Human-specific remodeling of an endogenous retrovirus shapes structural diversity at acrocentric nucleolar organizer regions
Cette étude révèle que l'expansion et le remodelage spécifiques à l'humain du rétrovirus endogène K111 pilotent une diversité structurelle complexe et des échanges de séquences s'étendant sur plusieurs générations au sein des régions organisatrices du nucléole des cinq chromosomes acrocentriques, établissant celle-ci comme un enregistrement moléculaire dynamique de l'évolution du génome humain.

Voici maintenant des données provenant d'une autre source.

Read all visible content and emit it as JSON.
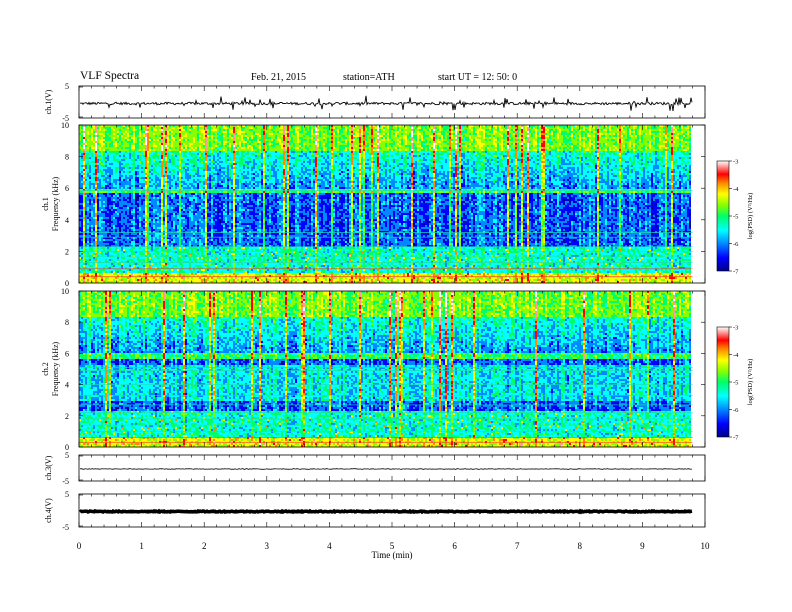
{
  "header": {
    "title": "VLF  Spectra",
    "date": "Feb. 21, 2015",
    "station": "station=ATH",
    "start": "start  UT  =   12: 50: 0"
  },
  "chart_data": [
    {
      "type": "line",
      "id": "ch1",
      "ylabel": "ch.1(V)",
      "ylim": [
        -5,
        5
      ],
      "yticks": [
        "5",
        "-5"
      ],
      "xlim": [
        0,
        10
      ],
      "description_series": "raw waveform, mean ~0, amplitude ~0.5 V with spikes"
    },
    {
      "type": "heatmap",
      "id": "spec1",
      "ylabel": "ch.1\nFrequency  (kHz)",
      "ylim": [
        0,
        10
      ],
      "yticks": [
        "0",
        "2",
        "4",
        "6",
        "8",
        "10"
      ],
      "xlim": [
        0,
        10
      ],
      "data_end_min": 9.8,
      "colorbar": {
        "label": "log(PSD) (V²/Hz)",
        "range": [
          -7,
          -3
        ],
        "ticks": [
          "-3",
          "-4",
          "-5",
          "-6",
          "-7"
        ]
      }
    },
    {
      "type": "heatmap",
      "id": "spec2",
      "ylabel": "ch.2\nFrequency  (kHz)",
      "ylim": [
        0,
        10
      ],
      "yticks": [
        "0",
        "2",
        "4",
        "6",
        "8",
        "10"
      ],
      "xlim": [
        0,
        10
      ],
      "data_end_min": 9.8,
      "colorbar": {
        "label": "log(PSD) (V²/Hz)",
        "range": [
          -7,
          -3
        ],
        "ticks": [
          "-3",
          "-4",
          "-5",
          "-6",
          "-7"
        ]
      }
    },
    {
      "type": "line",
      "id": "ch3",
      "ylabel": "ch.3(V)",
      "ylim": [
        -5,
        5
      ],
      "yticks": [
        "5",
        "-5"
      ],
      "xlim": [
        0,
        10
      ]
    },
    {
      "type": "line",
      "id": "ch4",
      "ylabel": "ch.4(V)",
      "ylim": [
        -5,
        5
      ],
      "yticks": [
        "5",
        "-5"
      ],
      "xlim": [
        0,
        10
      ]
    }
  ],
  "xaxis": {
    "label": "Time  (min)",
    "ticks": [
      "0",
      "1",
      "2",
      "3",
      "4",
      "5",
      "6",
      "7",
      "8",
      "9",
      "10"
    ]
  },
  "colormap": [
    "#000088",
    "#0000ff",
    "#0088ff",
    "#00ffff",
    "#00ff66",
    "#88ff00",
    "#ffff00",
    "#ff8800",
    "#ff0000",
    "#ff9999",
    "#ffffff"
  ]
}
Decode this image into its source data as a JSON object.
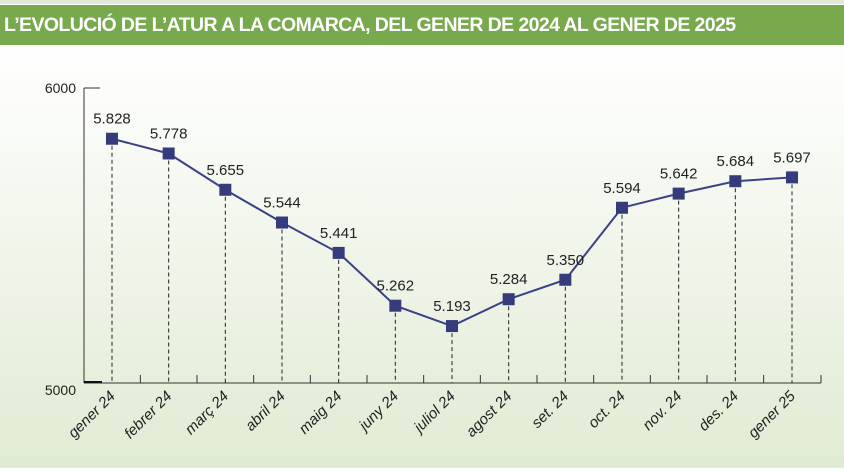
{
  "chart_data": {
    "type": "line",
    "title": "L’EVOLUCIÓ DE L’ATUR A LA COMARCA, DEL GENER DE 2024 AL GENER DE 2025",
    "xlabel": "",
    "ylabel": "",
    "ylim": [
      5000,
      6000
    ],
    "yticks": [
      "6000",
      "5000"
    ],
    "grid": false,
    "categories": [
      "gener 24",
      "febrer 24",
      "març 24",
      "abril 24",
      "maig 24",
      "juny 24",
      "juliol 24",
      "agost 24",
      "set. 24",
      "oct. 24",
      "nov. 24",
      "des. 24",
      "gener 25"
    ],
    "values": [
      5828,
      5778,
      5655,
      5544,
      5441,
      5262,
      5193,
      5284,
      5350,
      5594,
      5642,
      5684,
      5697
    ],
    "data_labels": [
      "5.828",
      "5.778",
      "5.655",
      "5.544",
      "5.441",
      "5.262",
      "5.193",
      "5.284",
      "5.350",
      "5.594",
      "5.642",
      "5.684",
      "5.697"
    ],
    "colors": {
      "line": "#3b4286",
      "marker": "#343c7c",
      "title_bar": "#78a94c"
    }
  }
}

Article original sous licence CC BY 4.0 (https://creativecommons.org/licenses/by/4.0/). Ceci est une explication générée par l'IA d'un preprint qui n'a pas été évalué par des pairs. Ce n'est pas un avis médical. Ne prenez pas de décisions de santé basées sur ce contenu. Lire la clause de non-responsabilité complète
À l'intérieur du noyau de presque chaque cellule humaine, le plan génétique est organisé en vingt-trois paires de chromosomes. La plupart d'entre eux ressemblent à des formes en X distinctes, mais cinq d'entre eux, connus sous le nom de chromosomes acrocentriques, possèdent une structure unique. Ils possèdent de très courts bras qui servent d'usines spécialisées pour la construction des ribosomes, ces petites machines qui assemblent les protéines. Ces bras courts sont encombrés de séquences d'ADN répétitives et d'un type spécifique de fossile viral ancien appelé rétrovirus endogène. Pendant des décennies, les scientifiques ont su que ces régions étaient difficiles à lire et encore plus difficiles à comprendre car elles sont si répétitives, cachant souvent des variations complexes qui diffèrent d'une personne à l'autre. Comprendre comment ces régions changent et évoluent est crucial car elles sont au cœur de la manière dont nos cellules gèrent leurs fonctions les plus basiques, pourtant leur architecture interne est restée largement un mystère.
Une nouvelle étude a enfin levé le voile sur ce mystère en se concentrant sur un vestige viral spécifique appelé K111. Ce virus ancien, qui s'est inséré dans l'ADN de nos ancêtres il y a des millions d'années, est devenu un élément permanent dans les bras courts des cinq chromosomes acrocentriques. En combinant des séquences complètes du génome d'humains et d'autres primates avec des cartes détaillées des lignées familiales, les chercheurs ont pu retracer comment K111 a changé au fil du temps. Ils ont découvert que, tandis que nos parents primates portent principalement des versions complètes et inaltérées de ce virus ancien, les humains ont subi un processus spécifique où ces éléments se sont étendus et se sont remodelés. Ce remodelage spécifique à l'humain a créé une mosaïque génétique, ce qui signifie que l'agencement de ces séquences virales varie considérablement d'un individu à l'autre, formant des configurations uniques à multiples copies propres à chaque personne.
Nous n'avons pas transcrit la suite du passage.